人と人とが気楽に会えないコロナ禍だからか、人恋しくてメールや電話、手紙が頻繁に届く。夕べも30年前の教え子の親子からの電話だ。立派に仕事をし母親を引き取って同居することになったと言うではないか。
■波乱万丈の親子
修学旅行の朝、まさみがまだ来ていない。担任を外れてはいたが、朝から親子で大喧嘩と言うので、私が自転車で飛んで行く。修学旅行には行かせないと大声で怒鳴る。ずいぶん押し問答したが、決着がつかず、えーい、仕方ない。「私が責任持って連れていくからね。まさみ、先生といっしょに行くで」と連れ出す。現地に着いてすぐに昼食。まさみは隣のクラスにいるのだが、お菓子の袋を下げて私の所にやって来て「これ母さんが土佐先生にあげろって」。夕べもこの話で大笑い。波乱万丈の親子の人生だ。
初めて担任したのは、三年生の時だった。初めての図工の時間、外へ出て花のスケッチをした。その時、まさみはみんなから離れて一人、土の上をはうような格好で、お尻だけ上げて、たんぽぽの花を30分近くも集中して描いていた。言葉遣いが荒く、すぐに手が出る足が出る、授業中に居眠りはするし、兄の万引きにはついて行く、あのまさみの本当の姿を見たと思った。この子は育つと実感。

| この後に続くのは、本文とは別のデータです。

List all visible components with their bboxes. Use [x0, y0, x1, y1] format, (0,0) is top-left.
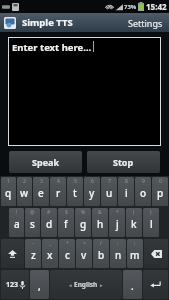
button[interactable]: 4 [50, 177, 66, 206]
staticText: c [65, 248, 70, 262]
button[interactable]: 5 [67, 177, 83, 206]
staticText: k [131, 217, 137, 231]
staticText: e [38, 186, 44, 200]
button[interactable]: Enter [143, 270, 168, 299]
button[interactable]: _ [42, 239, 58, 268]
button[interactable]: 9 [135, 177, 151, 206]
staticText: + [66, 240, 69, 247]
staticText: 8 [125, 178, 128, 185]
button[interactable]: ) [143, 208, 159, 237]
staticText: 5 [74, 178, 77, 185]
button[interactable]: * [109, 208, 125, 237]
staticText: & [98, 209, 102, 216]
staticText: . [131, 279, 134, 293]
staticText: r [56, 186, 61, 200]
button[interactable]: 1 [1, 177, 16, 206]
staticText: b [98, 248, 105, 262]
button[interactable]: 7 [101, 177, 117, 206]
staticText: w [20, 186, 29, 200]
staticText: p [157, 186, 164, 200]
staticText: - [32, 240, 34, 247]
staticText: 6 [91, 178, 94, 185]
staticText: x [47, 248, 53, 262]
button[interactable]: Enter text here... [8, 37, 161, 146]
staticText: * [116, 209, 119, 216]
button[interactable]: Backspace [144, 239, 168, 268]
staticText: 123 [6, 280, 19, 290]
button[interactable]: , [30, 270, 49, 299]
staticText: = [83, 240, 86, 247]
staticText: Settings [128, 17, 163, 29]
button[interactable]: Numbers and voice input [1, 270, 29, 299]
button[interactable]: + [59, 239, 75, 268]
staticText: Enter text here... [12, 41, 92, 54]
staticText: ( [133, 209, 135, 216]
staticText: Simple TTS [22, 16, 73, 29]
button[interactable]: ; [127, 239, 143, 268]
staticText: % [81, 209, 86, 216]
button[interactable]: $ [58, 208, 74, 237]
staticText: ) [150, 209, 152, 216]
staticText: s [30, 217, 35, 231]
staticText: 9 [142, 178, 145, 185]
staticText: u [106, 186, 113, 200]
staticText: 15:42 [146, 1, 167, 12]
staticText: English [74, 280, 98, 289]
staticText: Stop [113, 156, 134, 168]
staticText: 73% [124, 3, 137, 11]
staticText: / [100, 240, 102, 247]
button[interactable]: & [92, 208, 108, 237]
staticText: $ [65, 209, 68, 216]
button[interactable]: 8 [118, 177, 134, 206]
button[interactable]: 0 [152, 177, 168, 206]
staticText: o [140, 186, 147, 200]
button[interactable]: / [93, 239, 109, 268]
staticText: ▸ [100, 282, 103, 288]
staticText: 2 [23, 178, 26, 185]
staticText: t [73, 186, 77, 200]
button[interactable]: Speak [9, 151, 82, 173]
button[interactable]: : [110, 239, 126, 268]
staticText: # [47, 209, 51, 216]
staticText: y [89, 186, 95, 200]
staticText: m [130, 248, 140, 262]
staticText: z [31, 248, 36, 262]
button[interactable]: @ [25, 208, 40, 237]
staticText: l [150, 217, 153, 231]
button[interactable]: ◂ [50, 270, 122, 299]
button[interactable]: . [123, 270, 142, 299]
button[interactable]: % [75, 208, 91, 237]
button[interactable]: # [41, 208, 57, 237]
button[interactable]: Settings [122, 13, 169, 32]
staticText: , [38, 279, 41, 293]
staticText: : [117, 240, 119, 247]
staticText: a [14, 217, 20, 231]
button[interactable]: 2 [17, 177, 32, 206]
staticText: _ [49, 240, 52, 247]
staticText: j [116, 217, 119, 231]
staticText: Speak [32, 156, 59, 168]
staticText: i [125, 186, 128, 200]
staticText: q [5, 186, 12, 200]
staticText: 0 [159, 178, 162, 185]
button[interactable]: 3 [33, 177, 49, 206]
staticText: 4 [57, 178, 60, 185]
staticText: h [97, 217, 104, 231]
button[interactable]: - [25, 239, 41, 268]
button[interactable]: ( [126, 208, 142, 237]
staticText: n [115, 248, 122, 262]
staticText: g [80, 217, 87, 231]
staticText: f [64, 217, 68, 231]
button[interactable]: Stop [87, 151, 160, 173]
staticText: ! [16, 209, 18, 216]
staticText: d [46, 217, 53, 231]
button[interactable]: ! [9, 208, 24, 237]
staticText: v [81, 248, 87, 262]
staticText: 3 [40, 178, 43, 185]
staticText: ; [134, 240, 136, 247]
staticText: 7 [108, 178, 111, 185]
staticText: @ [30, 209, 35, 216]
button[interactable]: = [76, 239, 92, 268]
button[interactable]: 6 [84, 177, 100, 206]
button[interactable]: Shift [1, 239, 24, 268]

家庭訪問は来るなと言うが、何度も足を運び「お母さん、話したいことがあるんです。まさみ、この頃がんばっているから、その話ぜひ聞いてほしいから、明日5時半に来ます」。翌日、またすっぽかされるかと思いきや「家の中は汚いから入るな」と軒下での訪問。
「この子はいらん子や。男だったら産んでもよかった」とまさみの目の前で平気で言う。「お母さん、この子産んで良かったと思う日が必ず来ますよ」と言った通り、この子の世話になるようになって同居。「先生の言うてた通りやなあ」と夕べも二人で大笑い。
まさみは生活に足をつけて生きている。新しく習った漢字で文を作る時、「わたしはこの間、電球が切れたから、つけ変えました」(球を習ったので)。「根」を習うと「この前、きゅう根が出ていたからもとの土の中へうめてあげました」。「皮」を習うと「二年のとき、姉ちゃんと玉ねぎの皮をむいていて、目にしみました」。命あるものに心寄せ、生活者として実にたくましく生きているではないか。クラスの仲間のまさみを見る目が変わってきた。
私が出張で学校を休むと言うと、走ってきて「休むんか、休んだらあかん」と服を引っぱって甘えてくるようになったのが嬉しかった。
そんな矢先の万引き事件。体を引き寄せて「まさみ、先生がまさみのこと大好きって知ってるやろ、その先生をこんな悲しいめにさせて、まさみはあかん」とそれだけ言うと、めったに涙など見せぬ子が大粒の涙をポタポタ落として泣き続けた。この子は大丈夫と思ったあの日が昨日のことのようだ。
二学期の個人懇談会。また親は来ないと言う。学校には兄たちが悪いことした時だけ呼ばれるから学校は嫌いという。手紙を書き電話をかけ、必死に誘ったが、一番来て来てと言ったのはまさみ本人だった。約束の時間を1時間も過ぎた頃、つっかけの音がして、教室に入るなり「遅くなりすみません」ではなく「先生、うちの子、賢いやろ」だった。あんな子いらんと言いながらも、わが子が目の前で賢くなっていく姿を見れば、やっぱり母ちゃん嬉しくて学校に来るんだ。
しかし、波乱万丈はまだまだ続く。母親が家政婦をすることになり夜、家を空ける日が度々あり大騒動。まさみがご飯を炊き、洗濯もし、布団もあげて、実にけなげに家事をやっている。しかし、冷蔵庫は空っぽ。一緒に買い物に行くと「先生とまさみ、ほんまに親子みたいやなあ」と言う。持って行った肉じゃがだけ渡して、あとは自分たちでやるんだよと言って帰った。
一生面倒みれるわけではないので、どこまで援助したらいいかと心が揺れる。9時頃、戸締りをして布団もちゃんと敷いて寝るんやでと電話すると、「先生、あのじゃがいもおいしかったわ。残ってるやつ朝も食べるわ。先生、風邪なおったか」と優しい女の子の声がした。
今、まさみは、地に足をつけ働き、家庭を持ち、母親も引きとってたくましく生きている。